Trois Jours et une Vie (2019) de Nicolas Boukhrief

Par Seleniecinema @SelenieCinema

Chose rare, ce film est une commande de l'auteur qui souhaite voir porté à l'écran son roman ! Déjà heureux lauréat d'un prix Goncourt suivi d'un César pour l'adaptation magnifique "Au Revoir Là-Haut" (2017) de et avec Albert Dupontel, l'auteur Pierre Lemaitre a donc fait appel au réalisateur des films "Le Convoyeur" (2003), "Gardiens de l'Ordre" (2009) et "Made in France" (2016), Nicolas Boukhrief pour signer le film adapté du roman "Trois Jours et une Vie" (2016), où comment en 1999 un village des Ardennes belges va être chambouler par la disparition d'un enfant. Alors que l'enquête piétine la suspicion parasite les relations... Un film dont le sujet ne peut laisser indifférent donc, entre thriller et drame où les protagonistes vont des policiers au simple citoyen en passant par les proches de la victime.

Boukhrief, réalisateur-scénariste réunit un casting solide avec pêle-mêle Sandrine Bonnaire vue dans "Une Saison en France" (2018) de Mahamat-Saleh Haroun, Philippe Torreton vu dans "Les Bonnes Intentions" (2018) de Gilles Legrand, Charles Berling et Pablo Pauly qui se retrouve après "Blanche comme Neige" (2019) de Anne Fontaine, Margot Brancilhon remarquée dans (2018) de Victor Saint-Macary et Dimitri Storoge qui était déjà dans "Made in France" de Boukhrief... Le cinéaste a beaucoup échangé avec le romancier pour évoquer les pistes à suivre, et notamment les inspirations. Les noms qui en sont sortis sont surtout les romans de Simenon, lui-même omniprésent au cinéma depuis "La Nuit du Carrefour" (1932) de Jean Renoir à "Monsieur Hire" (1989) de Patrice Leconte (pour ne citer que ceux produit de son vivant), mais aussi pour "l'énergie qui court à travers nombre de ses films, où les personnages sont essentiellement régis par leurs pulsions.", et enfin "Les 400 Coups" (1959) de François Truffaut pour "un film ressenti, au moins dans sa première partie, à travers les yeux d'un adolescent."... Le film débute comme un thriller psychologique où la tragédie intime d'une famille gangrène tout un village. Ce genre de drame qui touche toujours le point sensible et dont l'auteur place le rebondissement ultime lors d'une tempête historique fin 1999 (qui a réellement existé rappelons-le au plus jeune). Une tempête qui scinde ainsi le récit en deux parties, la première où se noue le drame, où nous faisons connaissance avec les protagonistes et ce village des Ardennes belges, puis une seconde où une ellipse de 15 ans nous plonge dans un village qui a continué à vivre comme si de rien n'était mais où un secret immoral s'est insinué mine de rien. Outre les personnages il faut noter l'importance non négligeable de la nature, de cette forêt "hantée" qui est la fois tombeau et victime, symbole du temps qui passe avec les aléas de la vie... La force de Pierre Lemaitre est d'avoir su raconter un thriller dramatique où il n'y a pas forcément de psychopathe monstrueux, et où il manipule l'idée de culpabilité et de conscience avec une ironie qui ne peut que laisser place à une sorte de malaise.

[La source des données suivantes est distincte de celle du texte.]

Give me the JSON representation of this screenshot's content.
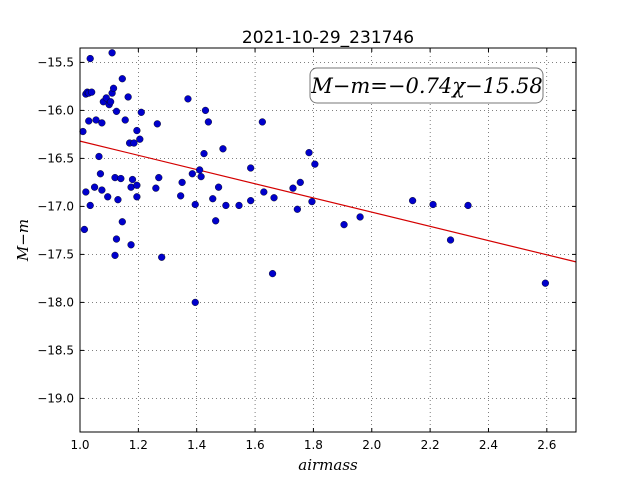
{
  "chart_data": {
    "type": "scatter",
    "title": "2021-10-29_231746",
    "xlabel": "airmass",
    "ylabel": "M−m",
    "xlim": [
      1.0,
      2.7
    ],
    "ylim": [
      -19.35,
      -15.35
    ],
    "y_inverted": true,
    "grid": true,
    "xticks": [
      1.0,
      1.2,
      1.4,
      1.6,
      1.8,
      2.0,
      2.2,
      2.4,
      2.6
    ],
    "xtick_labels": [
      "1.0",
      "1.2",
      "1.4",
      "1.6",
      "1.8",
      "2.0",
      "2.2",
      "2.4",
      "2.6"
    ],
    "yticks": [
      -15.5,
      -16.0,
      -16.5,
      -17.0,
      -17.5,
      -18.0,
      -18.5,
      -19.0
    ],
    "ytick_labels": [
      "−15.5",
      "−16.0",
      "−16.5",
      "−17.0",
      "−17.5",
      "−18.0",
      "−18.5",
      "−19.0"
    ],
    "annotation": "M−m=−0.74χ−15.58",
    "fit": {
      "slope": -0.74,
      "intercept": -15.58,
      "color": "#d40000"
    },
    "point_color": "#0000cc",
    "series": [
      {
        "points": [
          [
            1.01,
            -16.22
          ],
          [
            1.02,
            -15.83
          ],
          [
            1.025,
            -15.81
          ],
          [
            1.03,
            -15.82
          ],
          [
            1.035,
            -15.46
          ],
          [
            1.04,
            -15.81
          ],
          [
            1.03,
            -16.11
          ],
          [
            1.055,
            -16.1
          ],
          [
            1.075,
            -16.13
          ],
          [
            1.08,
            -15.91
          ],
          [
            1.09,
            -15.87
          ],
          [
            1.1,
            -15.94
          ],
          [
            1.105,
            -15.91
          ],
          [
            1.11,
            -15.82
          ],
          [
            1.115,
            -15.77
          ],
          [
            1.11,
            -15.4
          ],
          [
            1.125,
            -16.01
          ],
          [
            1.145,
            -15.67
          ],
          [
            1.155,
            -16.1
          ],
          [
            1.165,
            -15.86
          ],
          [
            1.17,
            -16.34
          ],
          [
            1.185,
            -16.34
          ],
          [
            1.195,
            -16.21
          ],
          [
            1.205,
            -16.3
          ],
          [
            1.21,
            -16.02
          ],
          [
            1.265,
            -16.14
          ],
          [
            1.02,
            -16.85
          ],
          [
            1.035,
            -16.99
          ],
          [
            1.05,
            -16.8
          ],
          [
            1.065,
            -16.48
          ],
          [
            1.07,
            -16.66
          ],
          [
            1.075,
            -16.83
          ],
          [
            1.095,
            -16.9
          ],
          [
            1.12,
            -16.7
          ],
          [
            1.13,
            -16.93
          ],
          [
            1.14,
            -16.71
          ],
          [
            1.145,
            -17.16
          ],
          [
            1.175,
            -16.8
          ],
          [
            1.18,
            -16.72
          ],
          [
            1.195,
            -16.9
          ],
          [
            1.195,
            -16.78
          ],
          [
            1.015,
            -17.24
          ],
          [
            1.12,
            -17.51
          ],
          [
            1.125,
            -17.34
          ],
          [
            1.175,
            -17.4
          ],
          [
            1.26,
            -16.81
          ],
          [
            1.27,
            -16.7
          ],
          [
            1.28,
            -17.53
          ],
          [
            1.345,
            -16.89
          ],
          [
            1.35,
            -16.75
          ],
          [
            1.37,
            -15.88
          ],
          [
            1.385,
            -16.66
          ],
          [
            1.395,
            -16.98
          ],
          [
            1.395,
            -18.0
          ],
          [
            1.41,
            -16.62
          ],
          [
            1.415,
            -16.69
          ],
          [
            1.425,
            -16.45
          ],
          [
            1.43,
            -16.0
          ],
          [
            1.44,
            -16.12
          ],
          [
            1.455,
            -16.92
          ],
          [
            1.465,
            -17.15
          ],
          [
            1.475,
            -16.8
          ],
          [
            1.49,
            -16.4
          ],
          [
            1.5,
            -16.99
          ],
          [
            1.545,
            -16.99
          ],
          [
            1.585,
            -16.6
          ],
          [
            1.585,
            -16.94
          ],
          [
            1.625,
            -16.12
          ],
          [
            1.63,
            -16.85
          ],
          [
            1.66,
            -17.7
          ],
          [
            1.665,
            -16.91
          ],
          [
            1.73,
            -16.81
          ],
          [
            1.745,
            -17.03
          ],
          [
            1.755,
            -16.75
          ],
          [
            1.785,
            -16.44
          ],
          [
            1.795,
            -16.95
          ],
          [
            1.805,
            -16.56
          ],
          [
            1.905,
            -17.19
          ],
          [
            1.96,
            -17.11
          ],
          [
            2.14,
            -16.94
          ],
          [
            2.21,
            -16.98
          ],
          [
            2.27,
            -17.35
          ],
          [
            2.33,
            -16.99
          ],
          [
            2.595,
            -17.8
          ]
        ]
      }
    ]
  }
}
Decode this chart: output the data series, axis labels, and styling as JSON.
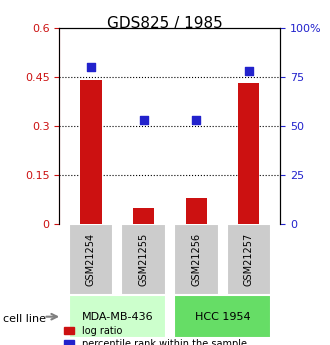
{
  "title": "GDS825 / 1985",
  "samples": [
    "GSM21254",
    "GSM21255",
    "GSM21256",
    "GSM21257"
  ],
  "log_ratio": [
    0.44,
    0.05,
    0.08,
    0.43
  ],
  "percentile_rank": [
    80,
    53,
    53,
    78
  ],
  "cell_lines": [
    {
      "label": "MDA-MB-436",
      "samples": [
        0,
        1
      ],
      "color": "#ccffcc"
    },
    {
      "label": "HCC 1954",
      "samples": [
        2,
        3
      ],
      "color": "#66dd66"
    }
  ],
  "bar_color": "#cc1111",
  "point_color": "#2222cc",
  "left_ylim": [
    0,
    0.6
  ],
  "right_ylim": [
    0,
    100
  ],
  "left_yticks": [
    0,
    0.15,
    0.3,
    0.45,
    0.6
  ],
  "right_yticks": [
    0,
    25,
    50,
    75,
    100
  ],
  "right_yticklabels": [
    "0",
    "25",
    "50",
    "75",
    "100%"
  ],
  "left_yticklabels": [
    "0",
    "0.15",
    "0.3",
    "0.45",
    "0.6"
  ],
  "hlines": [
    0.15,
    0.3,
    0.45
  ],
  "sample_box_color": "#cccccc",
  "cell_line_label": "cell line",
  "legend_log_ratio": "log ratio",
  "legend_percentile": "percentile rank within the sample",
  "left_axis_color": "#cc1111",
  "right_axis_color": "#2222cc"
}
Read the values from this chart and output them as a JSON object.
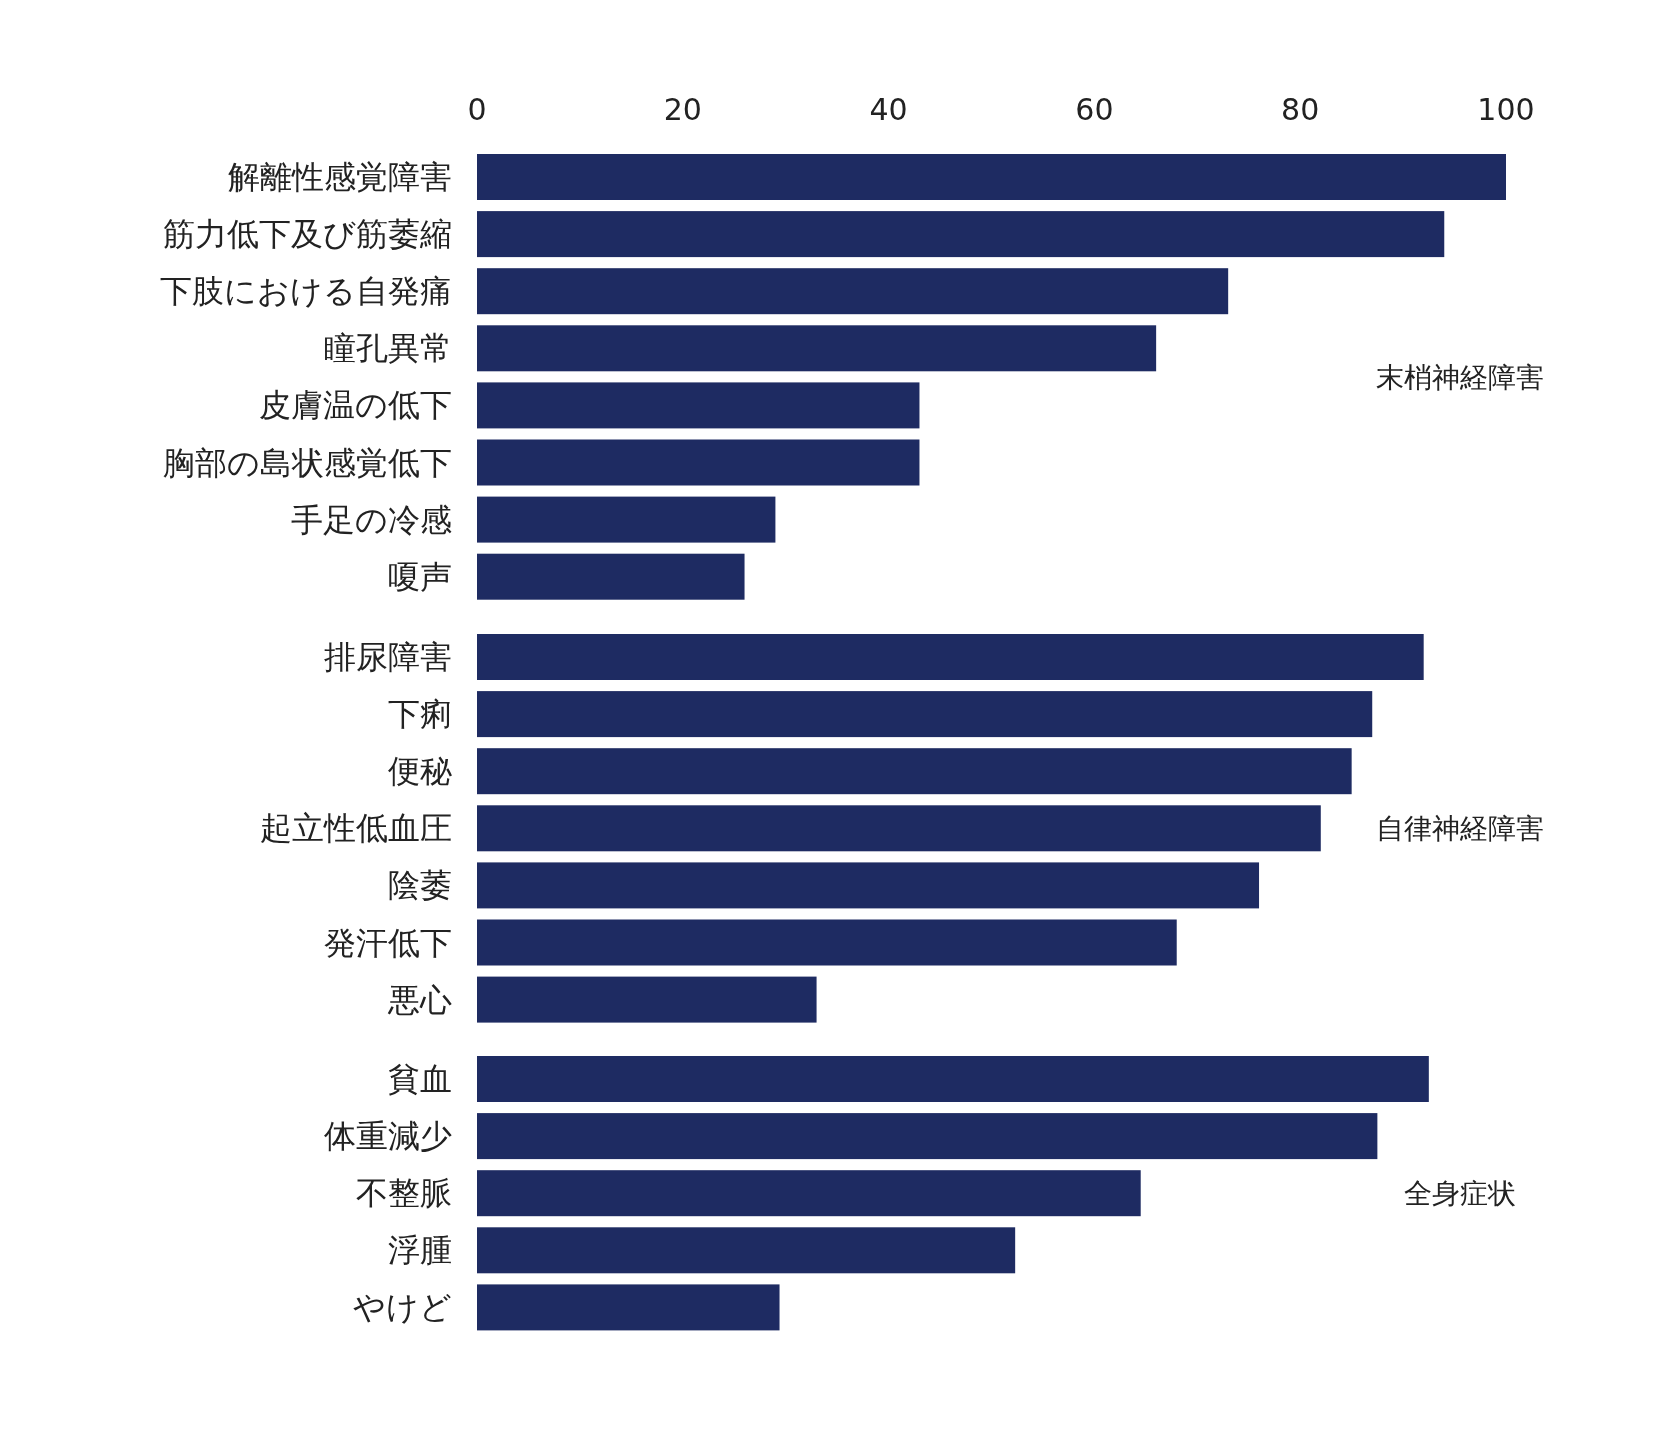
{
  "chart_data": [
    {
      "type": "bar",
      "orientation": "horizontal",
      "color": "#1e2b62",
      "xlim": [
        0,
        100
      ],
      "xticks": [
        0,
        20,
        40,
        60,
        80,
        100
      ],
      "categories": [
        "解離性感覚障害",
        "筋力低下及び筋萎縮",
        "下肢における自発痛",
        "瞳孔異常",
        "皮膚温の低下",
        "胸部の島状感覚低下",
        "手足の冷感",
        "嗄声"
      ],
      "values": [
        100,
        94,
        73,
        66,
        43,
        43,
        29,
        26
      ],
      "annotations": [
        "末梢神経障害"
      ]
    },
    {
      "type": "bar",
      "orientation": "horizontal",
      "color": "#1e2b62",
      "xlim": [
        0,
        100
      ],
      "tick_labels": "y",
      "categories": [
        "排尿障害",
        "下痢",
        "便秘",
        "起立性低血圧",
        "陰萎",
        "発汗低下",
        "悪心"
      ],
      "values": [
        92,
        87,
        85,
        82,
        76,
        68,
        33
      ],
      "annotations": [
        "自律神経障害"
      ]
    },
    {
      "type": "bar",
      "orientation": "horizontal",
      "color": "#1e2b62",
      "xlim": [
        0,
        100
      ],
      "tick_labels": "y",
      "categories": [
        "貧血",
        "体重減少",
        "不整脈",
        "浮腫",
        "やけど"
      ],
      "values": [
        92.5,
        87.5,
        64.5,
        52.3,
        29.4
      ],
      "annotations": [
        "全身症状"
      ]
    }
  ]
}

Pourtant, Nicolas Boukhrief a arasé cette dernière idée, la culpabilité n'est pas traitée franchement, le responsable étant plus embêté par sa liberté que par sa conscience qui elle semble pouvoir s'en accommoder. Ce dernier paramètre est d'ailleurs ce qui à la fois nous gène et nous impose une option certe immorale mais terriblement savoureuse. C'est parfois un peu tiré par les cheveux, mais on y croit pourtant car on ressent cette chance insolente qui arrive assurément parfois même si on aurait aimé une solution moins "idyllique" (maman !). En tous cas la photographie est sublime, à l'image idéale qui appuie cette atmosphère pesante qu'on imagine malheureusement sans mal devant une telle tragédie. En prime un casting impeccable avec des acteurs inspirées et déchirants. Pour son premier film de commande Boukhrief signe un excellent film, tourné comme un thriller psychologique mais qui demeure avant tout un drame social.